The original design sketches indicate the incorporation of a ventilation tower typical of Pye's architecture and demonstrated in the Rockhampton Branch of the Queensland State Government Savings Bank building, Wooloowin State School, the Naval Offices in Brisbane and the Brisbane General Post Office Elizabeth Street additions amongst others.

The hall is a single open space with six visible trusses spanning the width of the room. The truss members are curved in form and are rounded where the supports meet the main members. Five rows of ceiling panels are fixed between the truss members with a symmetrical geometric pattern being formed by banding over panel joints which continues down the height of the walls. This geometry complements that of the windows located at the front of the space and corresponds to the fenestration that runs the length of the hall. The second and fourth ceiling panels have patterned ceiling vents at their centres.

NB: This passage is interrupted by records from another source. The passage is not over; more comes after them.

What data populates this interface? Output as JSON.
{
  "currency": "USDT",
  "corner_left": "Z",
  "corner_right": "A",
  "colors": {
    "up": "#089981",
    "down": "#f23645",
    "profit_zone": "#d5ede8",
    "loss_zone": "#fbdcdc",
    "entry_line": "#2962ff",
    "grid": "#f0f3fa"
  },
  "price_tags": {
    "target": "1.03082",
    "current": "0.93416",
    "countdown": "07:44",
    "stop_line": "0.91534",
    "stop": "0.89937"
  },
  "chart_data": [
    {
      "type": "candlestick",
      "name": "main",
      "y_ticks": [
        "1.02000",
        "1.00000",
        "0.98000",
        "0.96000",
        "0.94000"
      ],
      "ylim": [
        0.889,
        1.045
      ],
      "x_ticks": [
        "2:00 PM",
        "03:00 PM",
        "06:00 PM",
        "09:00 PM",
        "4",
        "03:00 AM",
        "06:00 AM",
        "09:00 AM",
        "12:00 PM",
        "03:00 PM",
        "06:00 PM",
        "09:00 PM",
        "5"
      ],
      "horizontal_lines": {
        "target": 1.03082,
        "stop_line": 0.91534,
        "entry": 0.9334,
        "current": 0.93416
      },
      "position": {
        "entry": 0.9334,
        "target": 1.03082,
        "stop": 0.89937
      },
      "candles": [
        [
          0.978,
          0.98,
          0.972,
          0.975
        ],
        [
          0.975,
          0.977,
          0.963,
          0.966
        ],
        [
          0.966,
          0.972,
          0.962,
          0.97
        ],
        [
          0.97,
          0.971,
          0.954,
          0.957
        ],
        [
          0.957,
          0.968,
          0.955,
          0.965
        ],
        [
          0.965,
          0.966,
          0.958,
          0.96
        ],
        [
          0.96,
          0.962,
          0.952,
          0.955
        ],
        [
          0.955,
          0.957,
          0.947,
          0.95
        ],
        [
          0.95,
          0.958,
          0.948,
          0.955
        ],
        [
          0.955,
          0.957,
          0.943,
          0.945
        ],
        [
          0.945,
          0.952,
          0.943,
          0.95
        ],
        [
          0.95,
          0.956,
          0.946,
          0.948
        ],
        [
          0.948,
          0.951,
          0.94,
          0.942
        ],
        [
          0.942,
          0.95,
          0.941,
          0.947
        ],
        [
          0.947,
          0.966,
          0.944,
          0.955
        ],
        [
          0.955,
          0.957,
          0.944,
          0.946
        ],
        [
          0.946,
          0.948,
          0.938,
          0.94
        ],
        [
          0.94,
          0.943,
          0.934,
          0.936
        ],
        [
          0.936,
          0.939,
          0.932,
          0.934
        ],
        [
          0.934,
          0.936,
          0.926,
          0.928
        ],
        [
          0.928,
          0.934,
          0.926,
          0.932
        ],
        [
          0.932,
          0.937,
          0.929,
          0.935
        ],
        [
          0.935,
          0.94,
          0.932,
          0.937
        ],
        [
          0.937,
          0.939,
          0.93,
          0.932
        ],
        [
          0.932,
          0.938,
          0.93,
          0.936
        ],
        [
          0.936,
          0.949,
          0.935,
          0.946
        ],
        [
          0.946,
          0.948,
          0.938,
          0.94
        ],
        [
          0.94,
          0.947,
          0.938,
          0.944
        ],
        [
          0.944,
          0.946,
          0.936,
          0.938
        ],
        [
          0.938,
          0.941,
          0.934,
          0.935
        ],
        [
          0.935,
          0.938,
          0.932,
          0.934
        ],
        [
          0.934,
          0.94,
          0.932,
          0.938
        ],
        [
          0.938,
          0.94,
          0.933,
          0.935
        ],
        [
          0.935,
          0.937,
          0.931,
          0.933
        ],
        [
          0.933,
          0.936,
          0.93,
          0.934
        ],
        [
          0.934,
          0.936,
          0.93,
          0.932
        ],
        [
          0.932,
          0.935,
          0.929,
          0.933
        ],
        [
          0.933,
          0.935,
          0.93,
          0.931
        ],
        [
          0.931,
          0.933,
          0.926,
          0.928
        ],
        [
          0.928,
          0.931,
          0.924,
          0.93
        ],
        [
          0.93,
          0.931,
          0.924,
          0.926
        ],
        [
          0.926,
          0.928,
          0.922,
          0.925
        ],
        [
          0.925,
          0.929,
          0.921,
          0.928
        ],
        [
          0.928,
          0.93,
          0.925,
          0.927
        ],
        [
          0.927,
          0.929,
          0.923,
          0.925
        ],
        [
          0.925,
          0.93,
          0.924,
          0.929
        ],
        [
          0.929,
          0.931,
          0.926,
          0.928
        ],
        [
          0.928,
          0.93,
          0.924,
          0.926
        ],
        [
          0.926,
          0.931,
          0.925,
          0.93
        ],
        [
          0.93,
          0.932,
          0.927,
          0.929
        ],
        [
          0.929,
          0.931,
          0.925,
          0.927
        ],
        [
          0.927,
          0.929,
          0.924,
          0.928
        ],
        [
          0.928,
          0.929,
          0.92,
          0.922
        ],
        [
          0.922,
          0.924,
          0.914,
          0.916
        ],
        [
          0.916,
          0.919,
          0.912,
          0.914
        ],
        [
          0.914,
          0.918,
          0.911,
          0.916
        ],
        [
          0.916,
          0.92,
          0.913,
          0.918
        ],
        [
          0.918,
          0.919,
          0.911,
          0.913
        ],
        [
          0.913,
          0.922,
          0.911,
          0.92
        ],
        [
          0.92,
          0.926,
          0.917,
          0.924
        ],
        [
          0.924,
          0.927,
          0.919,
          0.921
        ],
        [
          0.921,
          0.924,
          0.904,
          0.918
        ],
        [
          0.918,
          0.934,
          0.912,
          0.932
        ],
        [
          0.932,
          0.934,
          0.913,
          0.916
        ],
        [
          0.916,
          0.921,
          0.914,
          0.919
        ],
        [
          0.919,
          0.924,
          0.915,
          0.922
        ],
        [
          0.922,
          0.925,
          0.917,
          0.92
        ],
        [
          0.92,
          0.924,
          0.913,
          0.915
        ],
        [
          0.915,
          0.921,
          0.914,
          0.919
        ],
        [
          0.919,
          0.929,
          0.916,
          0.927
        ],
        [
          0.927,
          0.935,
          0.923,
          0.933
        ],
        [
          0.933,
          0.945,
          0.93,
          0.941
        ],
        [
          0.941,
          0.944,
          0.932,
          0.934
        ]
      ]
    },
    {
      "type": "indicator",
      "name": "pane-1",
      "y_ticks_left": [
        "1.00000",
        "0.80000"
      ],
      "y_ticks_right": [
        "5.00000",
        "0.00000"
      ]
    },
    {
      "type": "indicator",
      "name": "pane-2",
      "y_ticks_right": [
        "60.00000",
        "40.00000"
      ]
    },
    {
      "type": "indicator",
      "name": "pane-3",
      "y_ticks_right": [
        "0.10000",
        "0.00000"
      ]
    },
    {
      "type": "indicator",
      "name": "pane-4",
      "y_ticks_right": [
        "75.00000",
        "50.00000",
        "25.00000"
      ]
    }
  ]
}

The original design consisted of a hall with a stage, a soldiers' room, a library and two anterooms. In the front of the building a marble tablet was inscribed with the words “Their Name Liveth Evermore.” Additions have been made to the Trundle street edge of the building to incorporate a kitchen space adjacent to the hall as well as an extra room at the south-eastern corner. The dates of these additions are unconfirmed.